And how did this “shark” know that it was only worth $3 million? Because three of the sharks all believed it. Such is the nonsense of the “sharks.” They all see themselves as equals in one way: as rich people, they all feel that the entrepreneurs who are looking for venture capital should treat them as the gods they seem themselves as. How dare this doctor question the combined wisdom of the sharks!
There are two issues here. First, the doctor understands her company and the market far better than the “sharks”—none of whom is an expert in her field. And in the discussion, she argued that the company was worth more because in that field, most products fail long before they reach the point she had with her company. Effectively, she made the same argument that I make about the entrepreneurial process: the hardest part is the idea and making it work. From that point, it is just a matter of effective management. She’s asking for venture capital, not an angel investment.
The second issue is critical to why I despise the show. When O’Leary came up with his $3 million valuation, it wasn’t based on anything. He had no reason for thinking that. If she had valued it at $7 million, he probably would have “determined” that it was worth $5 million. And when the doctor pushed back on it, the only response she got was cant about investment risk, as though investors should get a huge return on their investments without taking risk. What’s more, there are two reasons why the other “sharks” jumped on the $3 million valuation. First, it’s just herd mentality. Second, it was in their best interest in terms of negotiation. By grabbing it, they put themselves in a position to get a better deal on their investment. No one was going to say, “I think Kevin is totally wrong; your company should be valued at $7; I’ll give you the money you want, but I’ll take a smaller percentage of your company!”
When I see the show, I almost always hope that the entrepreneur will walk away. It usually is a bad deal. What’s more, I can see a lot of interesting ideas being turned into quick profits rather than solid going concerns. In this case, there was a happy ending: the doctor respectfully declined the offers. And the “sharks” were amazed that anyone would question their inerrancy. I think rather than “sharks” they should be referred to as “catfish,” because they are bottom feeders who prey on the dreams and desperation of the best that humanity is.

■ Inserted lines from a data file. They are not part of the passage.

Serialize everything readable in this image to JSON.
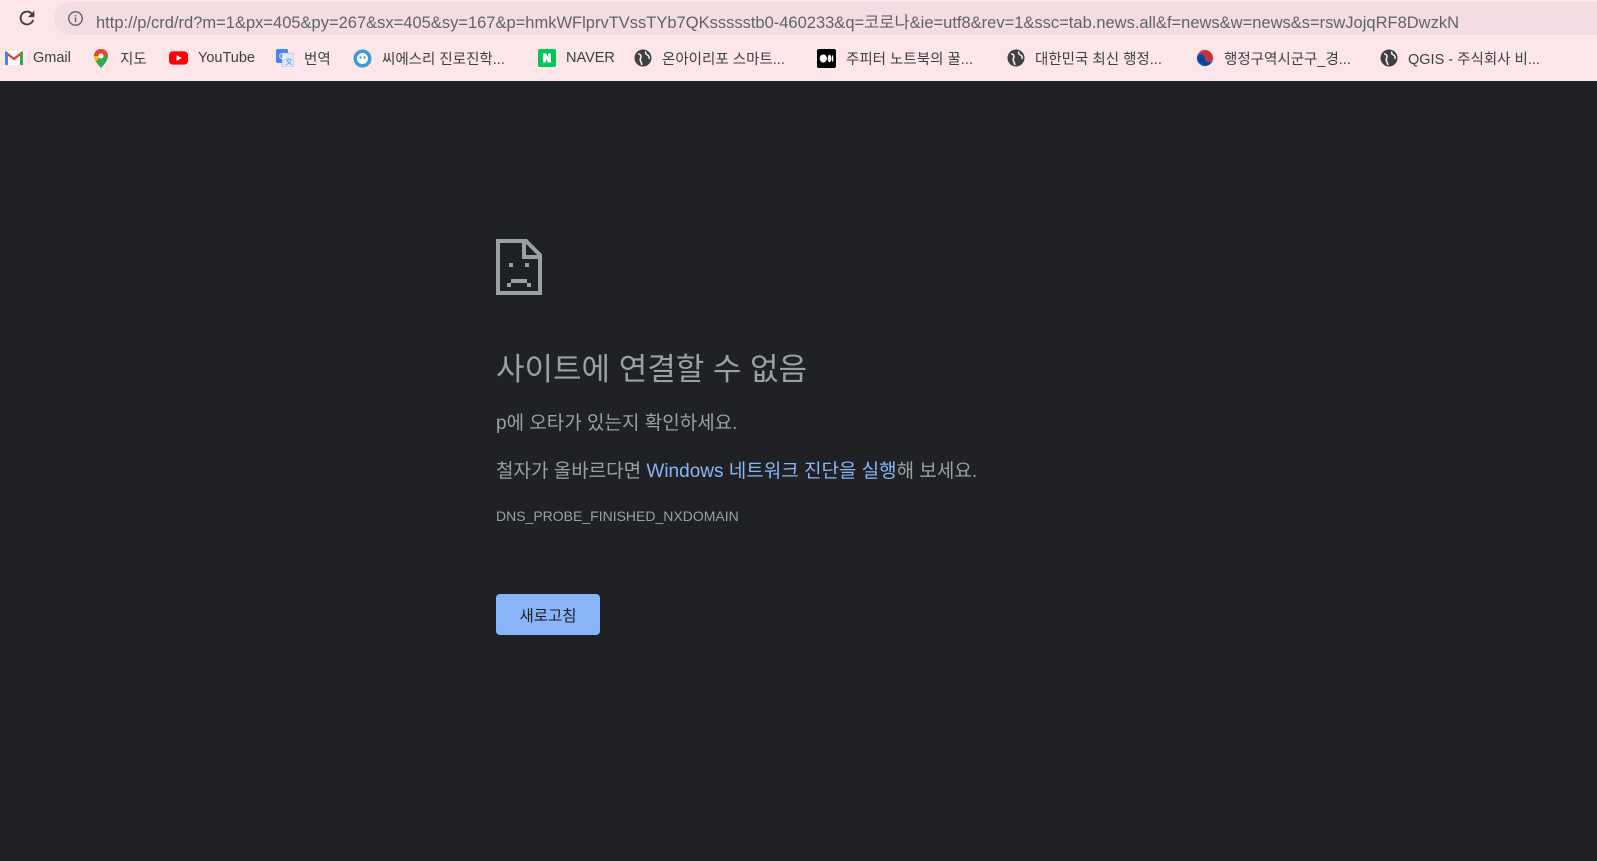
{
  "browser": {
    "url": "http://p/crd/rd?m=1&px=405&py=267&sx=405&sy=167&p=hmkWFlprvTVssTYb7QKssssstb0-460233&q=코로나&ie=utf8&rev=1&ssc=tab.news.all&f=news&w=news&s=rswJojqRF8DwzkN",
    "reload_icon": "reload-icon",
    "info_icon": "info-icon"
  },
  "bookmarks": [
    {
      "label": "Gmail",
      "icon": "gmail-icon"
    },
    {
      "label": "지도",
      "icon": "maps-icon"
    },
    {
      "label": "YouTube",
      "icon": "youtube-icon"
    },
    {
      "label": "번역",
      "icon": "translate-icon"
    },
    {
      "label": "씨에스리 진로진학...",
      "icon": "site-icon"
    },
    {
      "label": "NAVER",
      "icon": "naver-icon"
    },
    {
      "label": "온아이리포 스마트...",
      "icon": "globe-icon"
    },
    {
      "label": "주피터 노트북의 꿀...",
      "icon": "medium-icon"
    },
    {
      "label": "대한민국 최신 행정...",
      "icon": "globe-icon"
    },
    {
      "label": "행정구역시군구_경...",
      "icon": "taegeuk-icon"
    },
    {
      "label": "QGIS - 주식회사 비...",
      "icon": "globe-icon"
    }
  ],
  "error_page": {
    "icon": "sad-page-icon",
    "title": "사이트에 연결할 수 없음",
    "line1": "p에 오타가 있는지 확인하세요.",
    "line2_prefix": "철자가 올바르다면 ",
    "line2_link": "Windows 네트워크 진단을 실행",
    "line2_suffix": "해 보세요.",
    "error_code": "DNS_PROBE_FINISHED_NXDOMAIN",
    "reload_label": "새로고침"
  },
  "colors": {
    "chrome_bg": "#fde6ea",
    "omnibox_bg": "#f4dde2",
    "page_bg": "#202124",
    "text": "#9aa0a6",
    "link": "#8ab4f8",
    "button_bg": "#8ab4f8"
  }
}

 Actually, at one point, another of the “sharks,” Robert Herjavec, offered to add half as much to O’Leary’s offer. It seemed to be a way of splitting the difference. But O’Leary immediately jumped in and said something like, “I still want 20% because I think the company is only worth $3 million.” Herjavec backed him up on that, but that wasn’t what it sounded like he was proposing. So there was clear indication that their valuations did not agree and were little more than WAGs.